I have implemented two different JWT based strategies in my application:
- The first strategy involves single sign-on for organization members, where an external provider generates a JWT.
- The second strategy is for email/password authenticated external users, where the application itself creates a JWT.
When it comes to route access, only one of these strategies needs to succeed. However, if multiple guards are declared, all guards must succeed which presents a problem.

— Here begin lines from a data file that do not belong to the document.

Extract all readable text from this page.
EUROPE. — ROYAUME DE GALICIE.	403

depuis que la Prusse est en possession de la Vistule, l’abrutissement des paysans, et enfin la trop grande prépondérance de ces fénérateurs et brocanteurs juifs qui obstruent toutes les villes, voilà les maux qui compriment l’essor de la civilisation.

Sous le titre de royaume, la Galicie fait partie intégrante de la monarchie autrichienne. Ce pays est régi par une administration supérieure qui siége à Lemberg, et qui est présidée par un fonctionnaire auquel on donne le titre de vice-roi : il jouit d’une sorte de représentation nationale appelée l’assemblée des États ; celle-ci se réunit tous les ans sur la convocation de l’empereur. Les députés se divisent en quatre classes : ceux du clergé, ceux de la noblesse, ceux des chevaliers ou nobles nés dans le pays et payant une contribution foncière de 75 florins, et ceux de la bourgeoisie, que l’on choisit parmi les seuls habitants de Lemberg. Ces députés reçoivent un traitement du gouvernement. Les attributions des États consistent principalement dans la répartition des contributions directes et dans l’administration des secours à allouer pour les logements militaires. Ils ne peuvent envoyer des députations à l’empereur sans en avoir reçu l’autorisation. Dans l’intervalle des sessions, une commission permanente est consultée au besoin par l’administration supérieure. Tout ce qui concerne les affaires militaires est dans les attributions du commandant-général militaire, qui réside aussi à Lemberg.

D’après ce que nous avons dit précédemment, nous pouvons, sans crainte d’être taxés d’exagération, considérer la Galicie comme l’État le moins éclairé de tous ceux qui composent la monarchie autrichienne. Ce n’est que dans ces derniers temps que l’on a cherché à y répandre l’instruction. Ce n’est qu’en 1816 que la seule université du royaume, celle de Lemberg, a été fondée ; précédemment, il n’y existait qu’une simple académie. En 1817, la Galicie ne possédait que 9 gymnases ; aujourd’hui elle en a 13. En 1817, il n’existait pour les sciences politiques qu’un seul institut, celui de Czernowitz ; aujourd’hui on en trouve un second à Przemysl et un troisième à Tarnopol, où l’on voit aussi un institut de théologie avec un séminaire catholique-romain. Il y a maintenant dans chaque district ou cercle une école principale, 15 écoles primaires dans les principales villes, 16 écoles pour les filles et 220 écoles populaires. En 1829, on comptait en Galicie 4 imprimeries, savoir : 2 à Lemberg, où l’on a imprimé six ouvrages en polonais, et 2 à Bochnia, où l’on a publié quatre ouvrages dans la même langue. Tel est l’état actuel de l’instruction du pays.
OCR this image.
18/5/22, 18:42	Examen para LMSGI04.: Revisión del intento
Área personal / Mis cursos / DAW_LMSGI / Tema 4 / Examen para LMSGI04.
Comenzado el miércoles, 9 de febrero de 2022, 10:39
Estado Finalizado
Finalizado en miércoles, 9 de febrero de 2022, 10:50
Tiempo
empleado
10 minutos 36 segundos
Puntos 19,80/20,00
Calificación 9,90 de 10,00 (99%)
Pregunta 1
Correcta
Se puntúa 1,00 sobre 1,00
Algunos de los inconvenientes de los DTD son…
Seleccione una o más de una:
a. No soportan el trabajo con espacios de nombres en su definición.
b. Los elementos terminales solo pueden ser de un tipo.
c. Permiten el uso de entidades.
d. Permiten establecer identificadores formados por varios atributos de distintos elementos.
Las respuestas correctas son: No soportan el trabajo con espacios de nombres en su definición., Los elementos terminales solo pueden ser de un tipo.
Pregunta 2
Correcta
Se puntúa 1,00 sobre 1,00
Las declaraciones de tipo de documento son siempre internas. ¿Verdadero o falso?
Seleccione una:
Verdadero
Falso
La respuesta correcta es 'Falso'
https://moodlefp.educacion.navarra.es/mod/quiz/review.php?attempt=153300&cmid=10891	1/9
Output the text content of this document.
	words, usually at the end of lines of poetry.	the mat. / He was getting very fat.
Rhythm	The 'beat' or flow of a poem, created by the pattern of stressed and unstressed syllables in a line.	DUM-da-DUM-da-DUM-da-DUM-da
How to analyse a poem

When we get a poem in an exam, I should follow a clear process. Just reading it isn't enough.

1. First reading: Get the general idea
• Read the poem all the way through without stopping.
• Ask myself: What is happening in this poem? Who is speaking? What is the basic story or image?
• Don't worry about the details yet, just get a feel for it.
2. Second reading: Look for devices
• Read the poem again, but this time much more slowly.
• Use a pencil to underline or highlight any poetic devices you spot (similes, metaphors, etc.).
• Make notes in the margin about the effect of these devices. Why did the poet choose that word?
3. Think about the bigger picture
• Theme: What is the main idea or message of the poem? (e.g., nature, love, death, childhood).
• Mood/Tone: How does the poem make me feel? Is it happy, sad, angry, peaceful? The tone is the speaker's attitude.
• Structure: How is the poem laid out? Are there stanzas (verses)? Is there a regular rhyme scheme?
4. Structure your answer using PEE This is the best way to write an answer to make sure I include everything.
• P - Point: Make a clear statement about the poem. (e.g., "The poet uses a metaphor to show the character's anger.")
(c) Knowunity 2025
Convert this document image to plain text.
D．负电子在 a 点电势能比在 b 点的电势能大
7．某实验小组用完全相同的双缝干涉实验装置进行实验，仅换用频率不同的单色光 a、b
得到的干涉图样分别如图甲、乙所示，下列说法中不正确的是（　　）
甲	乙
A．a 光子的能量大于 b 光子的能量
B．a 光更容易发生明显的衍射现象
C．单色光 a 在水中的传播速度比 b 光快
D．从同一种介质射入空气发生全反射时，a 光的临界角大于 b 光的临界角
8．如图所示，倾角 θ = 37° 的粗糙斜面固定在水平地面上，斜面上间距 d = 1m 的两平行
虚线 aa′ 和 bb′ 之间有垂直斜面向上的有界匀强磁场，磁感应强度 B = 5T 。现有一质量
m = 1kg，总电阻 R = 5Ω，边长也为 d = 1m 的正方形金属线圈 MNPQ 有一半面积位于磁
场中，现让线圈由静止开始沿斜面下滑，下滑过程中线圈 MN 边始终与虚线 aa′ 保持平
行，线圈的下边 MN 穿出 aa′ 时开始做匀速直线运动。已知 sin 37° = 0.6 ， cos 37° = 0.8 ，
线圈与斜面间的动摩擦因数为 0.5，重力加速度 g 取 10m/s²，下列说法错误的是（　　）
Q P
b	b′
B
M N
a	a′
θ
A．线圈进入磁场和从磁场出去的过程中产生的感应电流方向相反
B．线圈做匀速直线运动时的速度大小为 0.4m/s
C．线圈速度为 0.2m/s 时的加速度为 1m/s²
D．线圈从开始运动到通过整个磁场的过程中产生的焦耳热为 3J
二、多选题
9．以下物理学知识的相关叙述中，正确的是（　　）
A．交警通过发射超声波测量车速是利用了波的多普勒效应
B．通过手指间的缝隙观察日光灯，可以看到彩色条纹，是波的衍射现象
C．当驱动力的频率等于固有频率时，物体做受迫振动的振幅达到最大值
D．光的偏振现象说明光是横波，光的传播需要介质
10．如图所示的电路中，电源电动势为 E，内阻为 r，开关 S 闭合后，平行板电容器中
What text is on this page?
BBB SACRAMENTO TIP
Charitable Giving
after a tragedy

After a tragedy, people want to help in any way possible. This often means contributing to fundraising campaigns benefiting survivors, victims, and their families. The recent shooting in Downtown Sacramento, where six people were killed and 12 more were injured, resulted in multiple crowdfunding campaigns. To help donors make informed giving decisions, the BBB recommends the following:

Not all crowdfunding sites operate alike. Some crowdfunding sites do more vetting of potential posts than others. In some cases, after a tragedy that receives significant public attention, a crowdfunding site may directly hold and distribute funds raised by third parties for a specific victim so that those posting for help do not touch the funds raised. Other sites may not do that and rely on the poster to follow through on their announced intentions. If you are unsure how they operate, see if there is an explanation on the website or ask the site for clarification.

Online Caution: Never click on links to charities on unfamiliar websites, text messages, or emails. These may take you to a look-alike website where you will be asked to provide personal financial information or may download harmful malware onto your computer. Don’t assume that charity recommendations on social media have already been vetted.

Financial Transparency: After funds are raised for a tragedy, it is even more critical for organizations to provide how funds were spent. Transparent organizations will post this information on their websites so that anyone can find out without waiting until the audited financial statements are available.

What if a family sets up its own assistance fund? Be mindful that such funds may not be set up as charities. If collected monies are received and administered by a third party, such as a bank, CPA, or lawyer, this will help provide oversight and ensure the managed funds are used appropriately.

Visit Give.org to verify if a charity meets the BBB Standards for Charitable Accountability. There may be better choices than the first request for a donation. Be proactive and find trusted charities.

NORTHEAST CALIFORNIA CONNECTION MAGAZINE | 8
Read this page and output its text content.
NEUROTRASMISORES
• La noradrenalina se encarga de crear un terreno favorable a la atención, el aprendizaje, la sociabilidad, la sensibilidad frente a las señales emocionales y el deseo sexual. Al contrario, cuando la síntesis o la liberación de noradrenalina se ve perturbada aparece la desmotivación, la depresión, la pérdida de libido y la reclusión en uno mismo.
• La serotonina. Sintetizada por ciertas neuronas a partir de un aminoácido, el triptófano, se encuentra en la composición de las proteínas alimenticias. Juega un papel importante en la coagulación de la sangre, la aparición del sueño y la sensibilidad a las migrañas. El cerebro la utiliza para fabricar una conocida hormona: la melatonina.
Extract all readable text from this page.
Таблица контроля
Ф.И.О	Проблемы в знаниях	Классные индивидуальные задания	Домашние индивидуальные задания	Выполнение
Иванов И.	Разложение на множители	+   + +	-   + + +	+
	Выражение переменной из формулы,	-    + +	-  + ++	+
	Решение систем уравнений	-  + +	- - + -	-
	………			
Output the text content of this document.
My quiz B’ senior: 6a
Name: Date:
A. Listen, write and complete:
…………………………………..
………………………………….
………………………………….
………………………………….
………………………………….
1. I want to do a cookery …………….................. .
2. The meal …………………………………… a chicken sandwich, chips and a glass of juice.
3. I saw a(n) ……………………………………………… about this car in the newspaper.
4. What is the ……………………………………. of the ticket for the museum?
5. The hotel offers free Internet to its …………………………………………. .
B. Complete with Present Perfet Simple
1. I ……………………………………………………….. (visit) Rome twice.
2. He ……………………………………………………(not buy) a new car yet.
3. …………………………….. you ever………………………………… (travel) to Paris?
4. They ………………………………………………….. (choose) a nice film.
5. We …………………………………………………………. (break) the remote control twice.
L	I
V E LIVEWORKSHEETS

For instance, the following code snippet requires both guards to succeed even though realistically only one guard will fulfill the requirements:
@UseGuards(AuthGuard('local-jwt'))
@UseGuards(AuthGuard('azure-ad'))
someRoute(
@CurrentUser currentUser: User,
) {
//...
}
In a solution I found on this GitHub issue, a custom ComposeGuard was created to handle this logic:
@Injectable()
export class ComposeGuard implements CanActivate {
constructor(private allowGuard: AllowGuard, private authGuard: AuthGuard, private roleGuard: RoleGuard) {
}
async canActivate(context: ExecutionContext): Promise<boolean> {
return await this.allowGuard.canActivate(context) || (await this.authGuard.canActivate(context) && await this.roleGuard.canActivate(context));
}
}
While this approach allows for the required custom logic, there is uncertainty regarding how to import guards as dependencies due to guards not being regular classes that can be injected. Additionally, a strategy is a class but does not contain a `canActivate` method.
Another option explored was to make one strategy inherit from the other. However, this solution seems like a messy semantic choice as the strategies run parallel and do not depend on each other.